His tenure at the university concluded in 1893. This year also saw an exhibit of his work at the Zoopraxigraphical Hall at the Columbia Exposition in Chicago. Along with a display of his many ‘phase photographs’ was a demonstration of the Zoopraxiscope (naturally). The device that was displayed had not progressed beyond Meissoniet’s Projecting Praxanosope from ten years earlier. The experimenting and furthering of the art of cinematography was advancing at this time through others copying, building upon and in turn producing improved machines.
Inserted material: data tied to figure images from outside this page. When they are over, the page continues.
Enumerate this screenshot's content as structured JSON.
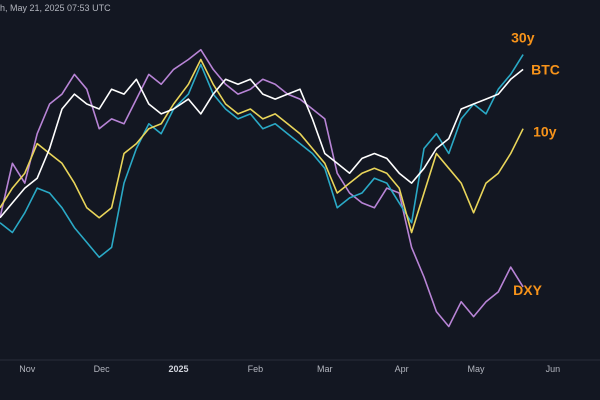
{
  "header": {
    "timestamp": "h, May 21, 2025 07:53 UTC"
  },
  "chart_data": {
    "type": "line",
    "colors": {
      "background": "#131722",
      "label": "#f7931a",
      "axis_text": "#b2b5be"
    },
    "x_ticks": [
      "Nov",
      "Dec",
      "2025",
      "Feb",
      "Mar",
      "Apr",
      "May",
      "Jun"
    ],
    "x_range": [
      "2024-10-21",
      "2025-06-20"
    ],
    "y_axis": "none",
    "grid": false,
    "series": [
      {
        "name": "DXY",
        "color": "#b884d6",
        "points": [
          [
            "2024-10-21",
            30
          ],
          [
            "2024-10-26",
            52
          ],
          [
            "2024-10-31",
            44
          ],
          [
            "2024-11-05",
            64
          ],
          [
            "2024-11-10",
            76
          ],
          [
            "2024-11-15",
            80
          ],
          [
            "2024-11-20",
            88
          ],
          [
            "2024-11-25",
            82
          ],
          [
            "2024-11-30",
            66
          ],
          [
            "2024-12-05",
            70
          ],
          [
            "2024-12-10",
            68
          ],
          [
            "2024-12-15",
            78
          ],
          [
            "2024-12-20",
            88
          ],
          [
            "2024-12-25",
            84
          ],
          [
            "2024-12-30",
            90
          ],
          [
            "2025-01-05",
            94
          ],
          [
            "2025-01-10",
            98
          ],
          [
            "2025-01-15",
            90
          ],
          [
            "2025-01-20",
            84
          ],
          [
            "2025-01-25",
            80
          ],
          [
            "2025-01-30",
            82
          ],
          [
            "2025-02-04",
            86
          ],
          [
            "2025-02-09",
            84
          ],
          [
            "2025-02-14",
            80
          ],
          [
            "2025-02-19",
            78
          ],
          [
            "2025-02-24",
            74
          ],
          [
            "2025-03-01",
            70
          ],
          [
            "2025-03-06",
            48
          ],
          [
            "2025-03-11",
            40
          ],
          [
            "2025-03-16",
            36
          ],
          [
            "2025-03-21",
            34
          ],
          [
            "2025-03-26",
            42
          ],
          [
            "2025-03-31",
            40
          ],
          [
            "2025-04-05",
            18
          ],
          [
            "2025-04-10",
            6
          ],
          [
            "2025-04-15",
            -8
          ],
          [
            "2025-04-20",
            -14
          ],
          [
            "2025-04-25",
            -4
          ],
          [
            "2025-04-30",
            -10
          ],
          [
            "2025-05-05",
            -4
          ],
          [
            "2025-05-10",
            0
          ],
          [
            "2025-05-15",
            10
          ],
          [
            "2025-05-20",
            2
          ]
        ]
      },
      {
        "name": "30y",
        "color": "#2aa9c6",
        "points": [
          [
            "2024-10-21",
            28
          ],
          [
            "2024-10-26",
            24
          ],
          [
            "2024-10-31",
            32
          ],
          [
            "2024-11-05",
            42
          ],
          [
            "2024-11-10",
            40
          ],
          [
            "2024-11-15",
            34
          ],
          [
            "2024-11-20",
            26
          ],
          [
            "2024-11-25",
            20
          ],
          [
            "2024-11-30",
            14
          ],
          [
            "2024-12-05",
            18
          ],
          [
            "2024-12-10",
            44
          ],
          [
            "2024-12-15",
            58
          ],
          [
            "2024-12-20",
            68
          ],
          [
            "2024-12-25",
            64
          ],
          [
            "2024-12-30",
            74
          ],
          [
            "2025-01-05",
            80
          ],
          [
            "2025-01-10",
            92
          ],
          [
            "2025-01-15",
            80
          ],
          [
            "2025-01-20",
            74
          ],
          [
            "2025-01-25",
            70
          ],
          [
            "2025-01-30",
            72
          ],
          [
            "2025-02-04",
            66
          ],
          [
            "2025-02-09",
            68
          ],
          [
            "2025-02-14",
            64
          ],
          [
            "2025-02-19",
            60
          ],
          [
            "2025-02-24",
            56
          ],
          [
            "2025-03-01",
            50
          ],
          [
            "2025-03-06",
            34
          ],
          [
            "2025-03-11",
            38
          ],
          [
            "2025-03-16",
            40
          ],
          [
            "2025-03-21",
            46
          ],
          [
            "2025-03-26",
            44
          ],
          [
            "2025-03-31",
            36
          ],
          [
            "2025-04-05",
            28
          ],
          [
            "2025-04-10",
            58
          ],
          [
            "2025-04-15",
            64
          ],
          [
            "2025-04-20",
            56
          ],
          [
            "2025-04-25",
            70
          ],
          [
            "2025-04-30",
            76
          ],
          [
            "2025-05-05",
            72
          ],
          [
            "2025-05-10",
            82
          ],
          [
            "2025-05-15",
            88
          ],
          [
            "2025-05-20",
            96
          ]
        ]
      },
      {
        "name": "10y",
        "color": "#e9d55a",
        "points": [
          [
            "2024-10-21",
            34
          ],
          [
            "2024-10-26",
            42
          ],
          [
            "2024-10-31",
            48
          ],
          [
            "2024-11-05",
            60
          ],
          [
            "2024-11-10",
            56
          ],
          [
            "2024-11-15",
            52
          ],
          [
            "2024-11-20",
            44
          ],
          [
            "2024-11-25",
            34
          ],
          [
            "2024-11-30",
            30
          ],
          [
            "2024-12-05",
            34
          ],
          [
            "2024-12-10",
            56
          ],
          [
            "2024-12-15",
            60
          ],
          [
            "2024-12-20",
            66
          ],
          [
            "2024-12-25",
            68
          ],
          [
            "2024-12-30",
            76
          ],
          [
            "2025-01-05",
            84
          ],
          [
            "2025-01-10",
            94
          ],
          [
            "2025-01-15",
            84
          ],
          [
            "2025-01-20",
            76
          ],
          [
            "2025-01-25",
            72
          ],
          [
            "2025-01-30",
            74
          ],
          [
            "2025-02-04",
            70
          ],
          [
            "2025-02-09",
            72
          ],
          [
            "2025-02-14",
            68
          ],
          [
            "2025-02-19",
            64
          ],
          [
            "2025-02-24",
            58
          ],
          [
            "2025-03-01",
            52
          ],
          [
            "2025-03-06",
            40
          ],
          [
            "2025-03-11",
            44
          ],
          [
            "2025-03-16",
            48
          ],
          [
            "2025-03-21",
            50
          ],
          [
            "2025-03-26",
            48
          ],
          [
            "2025-03-31",
            42
          ],
          [
            "2025-04-05",
            24
          ],
          [
            "2025-04-10",
            40
          ],
          [
            "2025-04-15",
            56
          ],
          [
            "2025-04-20",
            50
          ],
          [
            "2025-04-25",
            44
          ],
          [
            "2025-04-30",
            32
          ],
          [
            "2025-05-05",
            44
          ],
          [
            "2025-05-10",
            48
          ],
          [
            "2025-05-15",
            56
          ],
          [
            "2025-05-20",
            66
          ]
        ]
      },
      {
        "name": "BTC",
        "color": "#ffffff",
        "points": [
          [
            "2024-10-21",
            30
          ],
          [
            "2024-10-26",
            36
          ],
          [
            "2024-10-31",
            42
          ],
          [
            "2024-11-05",
            46
          ],
          [
            "2024-11-10",
            58
          ],
          [
            "2024-11-15",
            74
          ],
          [
            "2024-11-20",
            80
          ],
          [
            "2024-11-25",
            76
          ],
          [
            "2024-11-30",
            74
          ],
          [
            "2024-12-05",
            82
          ],
          [
            "2024-12-10",
            80
          ],
          [
            "2024-12-15",
            86
          ],
          [
            "2024-12-20",
            76
          ],
          [
            "2024-12-25",
            72
          ],
          [
            "2024-12-30",
            74
          ],
          [
            "2025-01-05",
            78
          ],
          [
            "2025-01-10",
            72
          ],
          [
            "2025-01-15",
            80
          ],
          [
            "2025-01-20",
            86
          ],
          [
            "2025-01-25",
            84
          ],
          [
            "2025-01-30",
            86
          ],
          [
            "2025-02-04",
            80
          ],
          [
            "2025-02-09",
            78
          ],
          [
            "2025-02-14",
            80
          ],
          [
            "2025-02-19",
            82
          ],
          [
            "2025-02-24",
            70
          ],
          [
            "2025-03-01",
            56
          ],
          [
            "2025-03-06",
            52
          ],
          [
            "2025-03-11",
            48
          ],
          [
            "2025-03-16",
            54
          ],
          [
            "2025-03-21",
            56
          ],
          [
            "2025-03-26",
            54
          ],
          [
            "2025-03-31",
            48
          ],
          [
            "2025-04-05",
            44
          ],
          [
            "2025-04-10",
            50
          ],
          [
            "2025-04-15",
            58
          ],
          [
            "2025-04-20",
            62
          ],
          [
            "2025-04-25",
            74
          ],
          [
            "2025-04-30",
            76
          ],
          [
            "2025-05-05",
            78
          ],
          [
            "2025-05-10",
            80
          ],
          [
            "2025-05-15",
            86
          ],
          [
            "2025-05-20",
            90
          ]
        ]
      }
    ]
  }
}
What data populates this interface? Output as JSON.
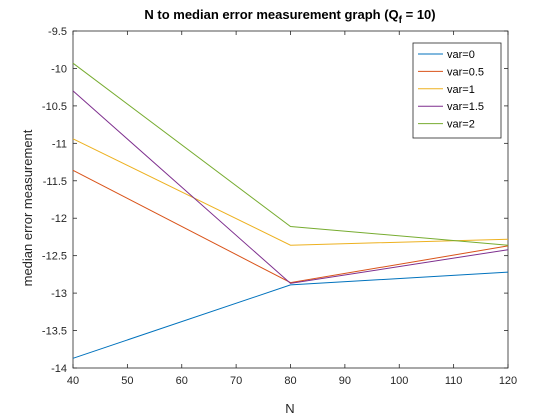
{
  "chart_data": {
    "type": "line",
    "title_main": "N to median error measurement graph (Q",
    "title_sub": "f",
    "title_tail": " = 10)",
    "xlabel": "N",
    "ylabel": "median error measurement",
    "xlim": [
      40,
      120
    ],
    "ylim": [
      -14,
      -9.5
    ],
    "xticks": [
      40,
      50,
      60,
      70,
      80,
      90,
      100,
      110,
      120
    ],
    "yticks": [
      -14,
      -13.5,
      -13,
      -12.5,
      -12,
      -11.5,
      -11,
      -10.5,
      -10,
      -9.5
    ],
    "x": [
      40,
      80,
      120
    ],
    "grid": false,
    "legend_position": "top-right",
    "series": [
      {
        "name": "var=0",
        "color": "#0072BD",
        "values": [
          -13.87,
          -12.89,
          -12.72
        ]
      },
      {
        "name": "var=0.5",
        "color": "#D95319",
        "values": [
          -11.36,
          -12.86,
          -12.37
        ]
      },
      {
        "name": "var=1",
        "color": "#EDB120",
        "values": [
          -10.94,
          -12.36,
          -12.28
        ]
      },
      {
        "name": "var=1.5",
        "color": "#7E2F8E",
        "values": [
          -10.3,
          -12.87,
          -12.42
        ]
      },
      {
        "name": "var=2",
        "color": "#77AC30",
        "values": [
          -9.93,
          -12.11,
          -12.36
        ]
      }
    ]
  }
}
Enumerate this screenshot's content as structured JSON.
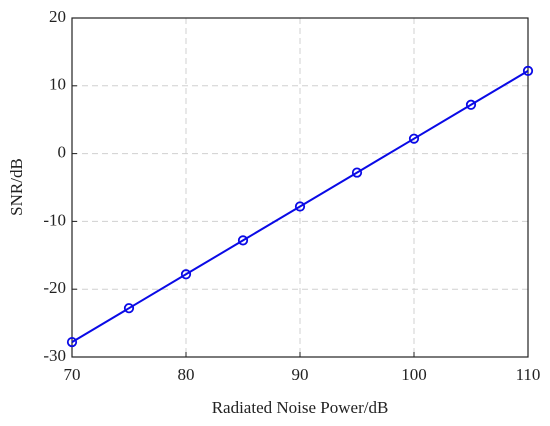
{
  "chart_data": {
    "type": "line",
    "x_label": "Radiated Noise Power/dB",
    "y_label": "SNR/dB",
    "x": [
      70,
      75,
      80,
      85,
      90,
      95,
      100,
      105,
      110
    ],
    "series": [
      {
        "color": "#0a0ae6",
        "values": [
          -27.8,
          -22.8,
          -17.8,
          -12.8,
          -7.8,
          -2.8,
          2.2,
          7.2,
          12.2
        ]
      }
    ],
    "xlim": [
      70,
      110
    ],
    "xticks": [
      70,
      80,
      90,
      100,
      110
    ],
    "ylim": [
      -30,
      20
    ],
    "yticks": [
      -30,
      -20,
      -10,
      0,
      10,
      20
    ],
    "grid": true,
    "marker": "circle"
  }
}
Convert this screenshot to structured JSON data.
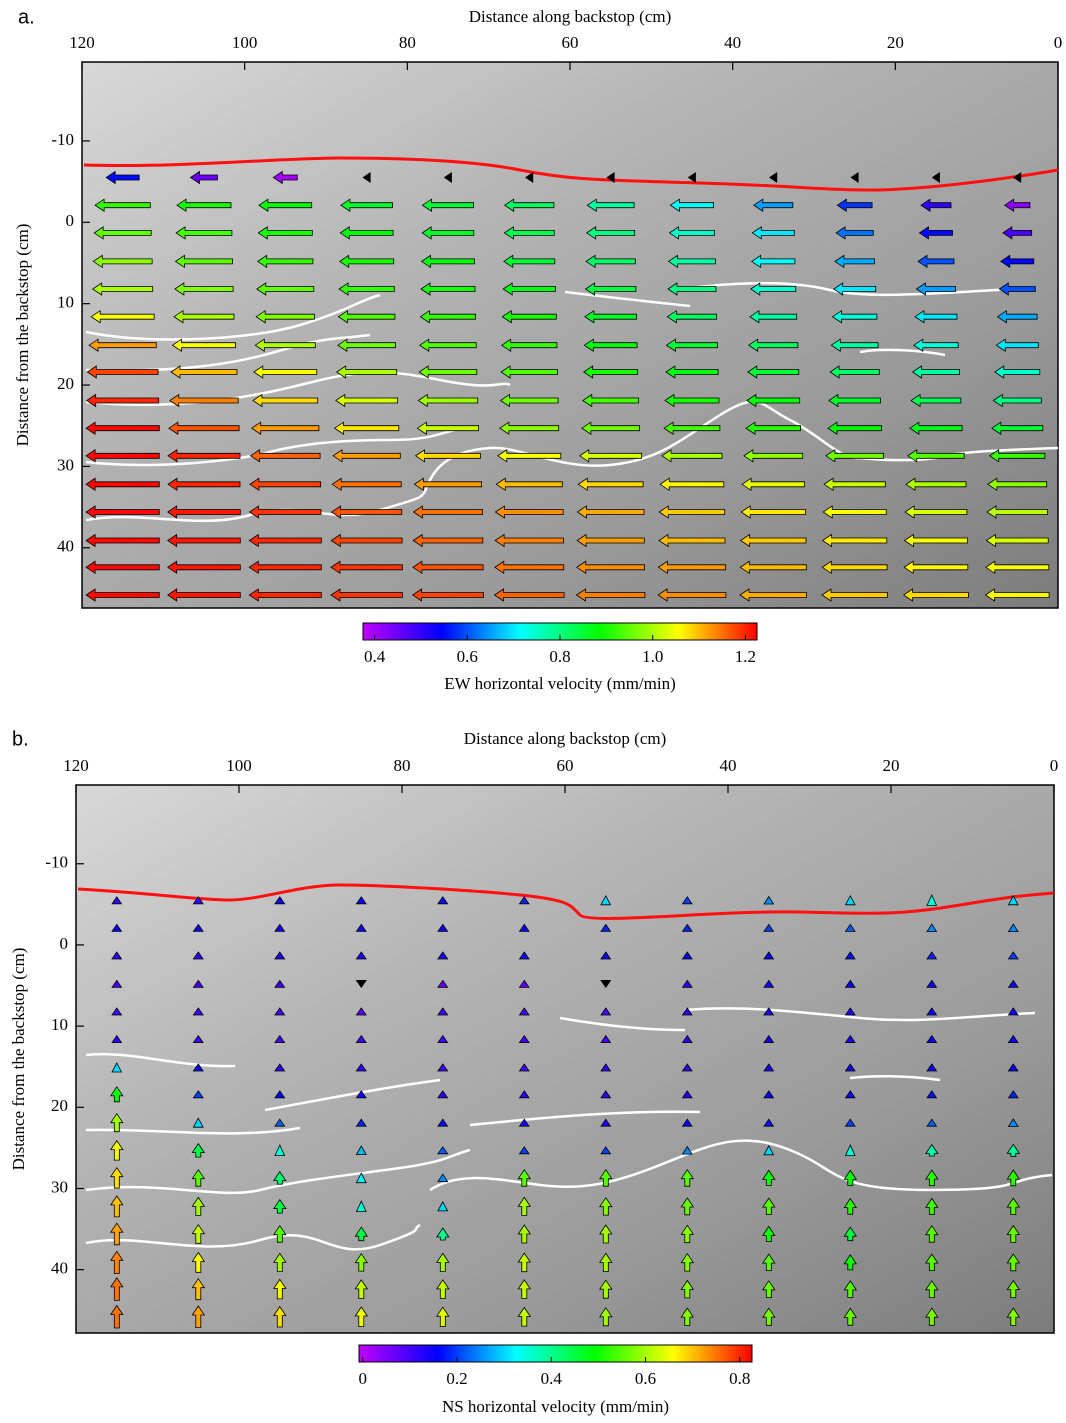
{
  "chart_data": [
    {
      "type": "quiver",
      "panel_label": "a.",
      "x_label": "Distance along backstop (cm)",
      "y_label": "Distance from the backstop (cm)",
      "direction": "left",
      "xlim": [
        120,
        0
      ],
      "xticks": [
        120,
        100,
        80,
        60,
        40,
        20,
        0
      ],
      "ylim": [
        -19.7,
        47.4
      ],
      "yticks": [
        -10,
        0,
        10,
        20,
        30,
        40
      ],
      "x": [
        115,
        105,
        95,
        85,
        75,
        65,
        55,
        45,
        35,
        25,
        15,
        5
      ],
      "y": [
        -5.5,
        -2.1,
        1.3,
        4.8,
        8.2,
        11.6,
        15.1,
        18.4,
        21.9,
        25.3,
        28.7,
        32.2,
        35.6,
        39.1,
        42.4,
        45.8
      ],
      "values": [
        [
          0.55,
          0.45,
          0.4,
          0.1,
          0.1,
          0.1,
          0.1,
          0.1,
          0.1,
          0.1,
          0.1,
          0.1
        ],
        [
          0.92,
          0.9,
          0.88,
          0.86,
          0.85,
          0.82,
          0.78,
          0.72,
          0.65,
          0.58,
          0.5,
          0.42
        ],
        [
          0.95,
          0.93,
          0.9,
          0.88,
          0.86,
          0.83,
          0.8,
          0.75,
          0.7,
          0.62,
          0.55,
          0.48
        ],
        [
          0.98,
          0.95,
          0.92,
          0.9,
          0.88,
          0.85,
          0.82,
          0.78,
          0.72,
          0.66,
          0.6,
          0.55
        ],
        [
          1.0,
          0.97,
          0.95,
          0.92,
          0.9,
          0.87,
          0.84,
          0.8,
          0.75,
          0.7,
          0.65,
          0.6
        ],
        [
          1.05,
          1.0,
          0.97,
          0.94,
          0.92,
          0.9,
          0.86,
          0.82,
          0.78,
          0.74,
          0.7,
          0.66
        ],
        [
          1.12,
          1.05,
          1.0,
          0.96,
          0.94,
          0.92,
          0.88,
          0.85,
          0.82,
          0.78,
          0.74,
          0.7
        ],
        [
          1.18,
          1.1,
          1.05,
          1.0,
          0.96,
          0.94,
          0.9,
          0.87,
          0.85,
          0.82,
          0.78,
          0.75
        ],
        [
          1.2,
          1.14,
          1.08,
          1.03,
          0.99,
          0.96,
          0.93,
          0.9,
          0.88,
          0.86,
          0.83,
          0.8
        ],
        [
          1.22,
          1.17,
          1.12,
          1.07,
          1.02,
          0.98,
          0.96,
          0.93,
          0.91,
          0.89,
          0.87,
          0.85
        ],
        [
          1.22,
          1.2,
          1.16,
          1.12,
          1.08,
          1.05,
          1.03,
          1.0,
          0.98,
          0.96,
          0.94,
          0.92
        ],
        [
          1.22,
          1.2,
          1.18,
          1.15,
          1.12,
          1.1,
          1.08,
          1.06,
          1.04,
          1.02,
          1.0,
          0.98
        ],
        [
          1.22,
          1.21,
          1.19,
          1.17,
          1.15,
          1.13,
          1.11,
          1.09,
          1.07,
          1.05,
          1.03,
          1.01
        ],
        [
          1.22,
          1.21,
          1.2,
          1.18,
          1.16,
          1.14,
          1.12,
          1.1,
          1.09,
          1.07,
          1.05,
          1.03
        ],
        [
          1.22,
          1.21,
          1.2,
          1.19,
          1.17,
          1.15,
          1.13,
          1.12,
          1.1,
          1.08,
          1.06,
          1.05
        ],
        [
          1.22,
          1.21,
          1.2,
          1.19,
          1.18,
          1.16,
          1.14,
          1.13,
          1.11,
          1.09,
          1.08,
          1.06
        ]
      ],
      "colormap": [
        "#c000ff",
        "#0000ff",
        "#00ffff",
        "#00ff00",
        "#ffff00",
        "#ff0000"
      ],
      "below_color": "#000000",
      "colorbar": {
        "label": "EW horizontal velocity (mm/min)",
        "clim": [
          0.375,
          1.225
        ],
        "ticks": [
          0.4,
          0.6,
          0.8,
          {
            "value": 1,
            "label": "1.0"
          },
          1.2
        ]
      }
    },
    {
      "type": "quiver",
      "panel_label": "b.",
      "x_label": "Distance along backstop (cm)",
      "y_label": "Distance from the backstop (cm)",
      "direction": "up",
      "xlim": [
        120,
        0
      ],
      "xticks": [
        120,
        100,
        80,
        60,
        40,
        20,
        0
      ],
      "ylim": [
        -19.7,
        47.8
      ],
      "yticks": [
        -10,
        0,
        10,
        20,
        30,
        40
      ],
      "x": [
        115,
        105,
        95,
        85,
        75,
        65,
        55,
        45,
        35,
        25,
        15,
        5
      ],
      "y": [
        -5.5,
        -2.1,
        1.3,
        4.8,
        8.2,
        11.6,
        15.1,
        18.4,
        21.9,
        25.3,
        28.7,
        32.2,
        35.6,
        39.1,
        42.4,
        45.8
      ],
      "values": [
        [
          0.12,
          0.12,
          0.14,
          0.15,
          0.15,
          0.18,
          0.3,
          0.2,
          0.25,
          0.3,
          0.35,
          0.3
        ],
        [
          0.15,
          0.15,
          0.15,
          0.15,
          0.15,
          0.16,
          0.18,
          0.18,
          0.2,
          0.22,
          0.25,
          0.25
        ],
        [
          0.12,
          0.12,
          0.13,
          0.14,
          0.14,
          0.15,
          0.15,
          0.16,
          0.16,
          0.17,
          0.18,
          0.2
        ],
        [
          0.1,
          0.1,
          0.1,
          -0.05,
          0.08,
          0.08,
          -0.05,
          0.12,
          0.14,
          0.15,
          0.15,
          0.15
        ],
        [
          0.1,
          0.1,
          0.1,
          0.08,
          0.1,
          0.1,
          0.1,
          0.12,
          0.14,
          0.14,
          0.15,
          0.15
        ],
        [
          0.12,
          0.1,
          0.1,
          0.1,
          0.1,
          0.1,
          0.1,
          0.12,
          0.14,
          0.14,
          0.15,
          0.15
        ],
        [
          0.3,
          0.15,
          0.12,
          0.12,
          0.1,
          0.1,
          0.12,
          0.12,
          0.14,
          0.15,
          0.15,
          0.16
        ],
        [
          0.5,
          0.2,
          0.15,
          0.14,
          0.12,
          0.12,
          0.12,
          0.13,
          0.15,
          0.16,
          0.17,
          0.18
        ],
        [
          0.6,
          0.3,
          0.22,
          0.18,
          0.15,
          0.14,
          0.14,
          0.15,
          0.17,
          0.2,
          0.22,
          0.25
        ],
        [
          0.65,
          0.45,
          0.35,
          0.28,
          0.22,
          0.2,
          0.2,
          0.25,
          0.3,
          0.35,
          0.38,
          0.4
        ],
        [
          0.68,
          0.55,
          0.42,
          0.32,
          0.25,
          0.55,
          0.55,
          0.55,
          0.5,
          0.5,
          0.52,
          0.52
        ],
        [
          0.7,
          0.6,
          0.45,
          0.35,
          0.3,
          0.6,
          0.58,
          0.56,
          0.55,
          0.52,
          0.53,
          0.55
        ],
        [
          0.72,
          0.62,
          0.55,
          0.45,
          0.4,
          0.6,
          0.6,
          0.58,
          0.5,
          0.45,
          0.55,
          0.56
        ],
        [
          0.74,
          0.66,
          0.6,
          0.58,
          0.6,
          0.62,
          0.6,
          0.58,
          0.55,
          0.5,
          0.55,
          0.56
        ],
        [
          0.75,
          0.7,
          0.65,
          0.62,
          0.62,
          0.62,
          0.6,
          0.58,
          0.56,
          0.55,
          0.56,
          0.57
        ],
        [
          0.75,
          0.72,
          0.68,
          0.65,
          0.64,
          0.62,
          0.6,
          0.58,
          0.57,
          0.56,
          0.57,
          0.58
        ]
      ],
      "colormap": [
        "#c000ff",
        "#0000ff",
        "#00ffff",
        "#00ff00",
        "#ffff00",
        "#ff0000"
      ],
      "below_color": "#000000",
      "colorbar": {
        "label": "NS horizontal velocity  (mm/min)",
        "clim": [
          -0.008,
          0.826
        ],
        "ticks": [
          0,
          0.2,
          0.4,
          0.6,
          0.8
        ]
      }
    }
  ]
}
In this time period Muybridge had done nothing in the way of advancement.

The first printing of another publication, The Human Figure in Motion, appeared in 1902. This work displayed many models photographed in many phases from a variety of angles. Scores of original plates from this volume, along with many from his previous works, are on permanent display in places like the Eastman House in Rochester, NY and London’s South Kensington Museum. Subsequent editions of his books are yet available yet serving as valuable references for artists.

Muybridge retired to Kensington-on-Thames and died in 1904 at the age of 74. John D Isaacs was not to work on any other device involved with the development of cinematography. Among his many other contributions were railway ferry car designs, bridge designs, conservation techniques and creosoteing processing techniques. He was in retirement in Cape Cod when author/historian Terry Ramsaye tracked him down. He made note of his contributions for his book, A Million and One Nights, a historical survey of the earliest days of the Cinema.